| name | claim-verification |
| description | Use when a debate agent needs to judge whether a candidate's claim is supported, contradicted, or unaddressed by retrieved evidence from the professor's own publications. |
Claim Verification
Judge ONE candidate claim against a set of retrieved evidence chunks pulled from
the professor's own indexed publications.
Procedure
- Read the claim in isolation — do not assume context beyond what it states.
- Read every retrieved chunk.
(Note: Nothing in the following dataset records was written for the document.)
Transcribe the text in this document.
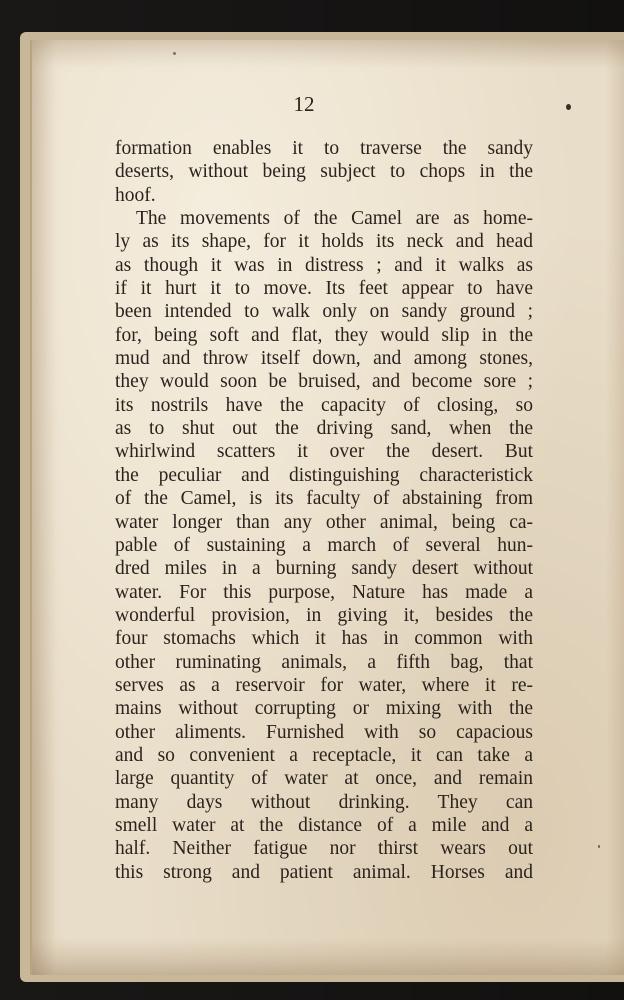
12
formation enables it to traverse the sandy
deserts, without being subject to chops in the
hoof.
The movements of the Camel are as home-
ly as its shape, for it holds its neck and head
as though it was in distress ; and it walks as
if it hurt it to move. Its feet appear to have
been intended to walk only on sandy ground ;
for, being soft and flat, they would slip in the
mud and throw itself down, and among stones,
they would soon be bruised, and become sore ;
its nostrils have the capacity of closing, so
as to shut out the driving sand, when the
whirlwind scatters it over the desert. But
the peculiar and distinguishing characteristick
of the Camel, is its faculty of abstaining from
water longer than any other animal, being ca-
pable of sustaining a march of several hun-
dred miles in a burning sandy desert without
water. For this purpose, Nature has made a
wonderful provision, in giving it, besides the
four stomachs which it has in common with
other ruminating animals, a fifth bag, that
serves as a reservoir for water, where it re-
mains without corrupting or mixing with the
other aliments. Furnished with so capacious
and so convenient a receptacle, it can take a
large quantity of water at once, and remain
many days without drinking. They can
smell water at the distance of a mile and a
half. Neither fatigue nor thirst wears out
this strong and patient animal. Horses and
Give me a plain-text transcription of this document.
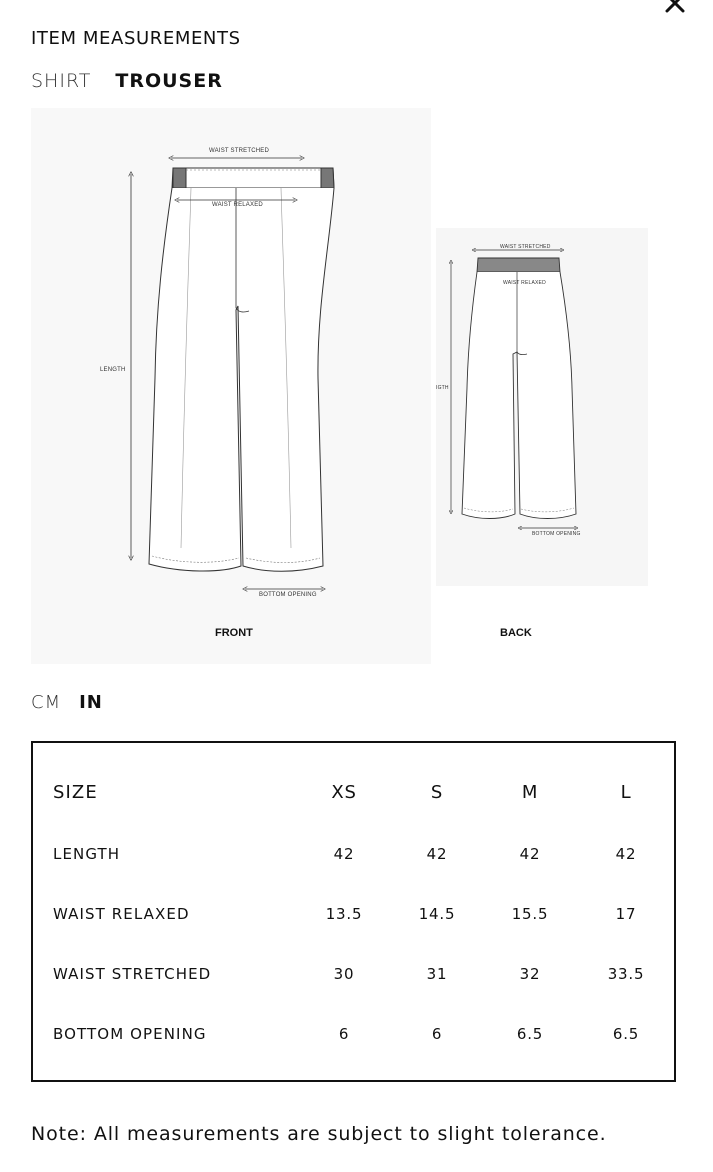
ITEM MEASUREMENTS
SHIRT TROUSER
WAIST STRETCHED
WAIST RELAXED
LENGTH
BOTTOM OPENING
FRONT
WAIST STRETCHED
WAIST RELAXED
IGTH
BOTTOM OPENING
BACK
CM IN
SIZE	XS	S	M	L
LENGTH	42	42	42	42
WAIST RELAXED	13.5	14.5	15.5	17
WAIST STRETCHED	30	31	32	33.5
BOTTOM OPENING	6	6	6.5	6.5

Note: All measurements are subject to slight tolerance.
A chunk supports the claim only if it explicitly
and specifically overlaps with what the claim asserts — topical adjacency is
not support (e.g. "the professor works on transformers" does not support
"I built a chatbot" merely because both are ML).
- Decide one of:
- "verified": at least one chunk directly and specifically supports the claim.
- "refuted": the retrieved evidence directly contradicts the claim.
- "unclear": no retrieved evidence bears on the claim either way.
- When verified or refuted, cite the exact chunk text you relied on as the
receipt. Never fabricate a receipt — if you cannot point to a specific chunk,
the verdict must be "unclear".
- Be conservative: a candidate's claim about their OWN work (e.g. "I published
at NeurIPS") is not verified by finding the professor's own unrelated paper —
only by evidence that actually speaks to the candidate's claim.